E poi anche in Dio prendendo maggiore fiducia, diceva:
"Se nulla potenzia avete, e se Dio contra me v'ha data licenzia, divoratemi; ma se non potete, perchè v'affaticate in vano? Lo segno della croce con buona fede di Dio a noi cristiani è muro inespugnabile".
E vedendo lo nemico che in nulla contra lui poteva prevalere, ma d'ogni cosa rimanea confuso, facea grandissimo strepito e romore. E poich'ebbe Iddio veduto la costanzia del suo cavaliere Antonio, degnossi di lui visitare; onde levando gli occhi Antonio verso il tetto, parvegli, che si aprisse, e cacciate le tenebre vide luce e splendore ismisurato verso di sè discendere e lui tutto coprire; per l'avvenimento della quale luce le demonia disparvero, ed egli ricevette perfetta sanitade e fortezza del corpo, e lo suo abitacolo, lo quale venendo le demonia era stato tutto conquassato, fu perfettamente rifatto e restaurato. E intendendo che Cristo era in quella luce, traendo grandi sospiri gridò e disse:
"Ove eri, o buon Gesù, quando fui battuto, dove eri? perchè non venisti infino al principio a sanare le mie piaghe?".
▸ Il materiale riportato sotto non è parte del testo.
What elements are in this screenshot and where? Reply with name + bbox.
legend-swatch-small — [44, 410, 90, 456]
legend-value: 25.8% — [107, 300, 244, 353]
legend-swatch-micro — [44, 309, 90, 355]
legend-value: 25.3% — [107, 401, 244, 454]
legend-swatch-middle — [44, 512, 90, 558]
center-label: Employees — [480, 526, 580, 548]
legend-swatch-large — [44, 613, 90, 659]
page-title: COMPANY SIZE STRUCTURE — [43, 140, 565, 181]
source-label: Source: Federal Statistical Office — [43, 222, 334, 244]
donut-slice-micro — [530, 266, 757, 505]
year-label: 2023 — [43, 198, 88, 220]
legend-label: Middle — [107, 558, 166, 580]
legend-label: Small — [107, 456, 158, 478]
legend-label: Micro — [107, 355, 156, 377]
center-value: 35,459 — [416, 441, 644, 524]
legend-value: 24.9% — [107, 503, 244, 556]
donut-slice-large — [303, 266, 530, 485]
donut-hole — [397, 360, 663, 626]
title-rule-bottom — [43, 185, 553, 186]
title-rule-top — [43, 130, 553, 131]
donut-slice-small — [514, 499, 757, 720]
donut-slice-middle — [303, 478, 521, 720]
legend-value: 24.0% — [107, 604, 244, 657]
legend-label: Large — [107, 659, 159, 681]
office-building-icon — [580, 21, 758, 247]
"Antonio, qui i'era teco presente, ma io aspettava di vedere come tu combattessi e fossi valente, e perchè ti se' bene e valentemente portato, sempre ti darò lo mio aiuto e per tutto il mondo ti farò nominare".
E gittandosi Antonio in terra prostrato, orando e ringraziando Iddio, sentendosi molto più forte che imprima, la visione disparve.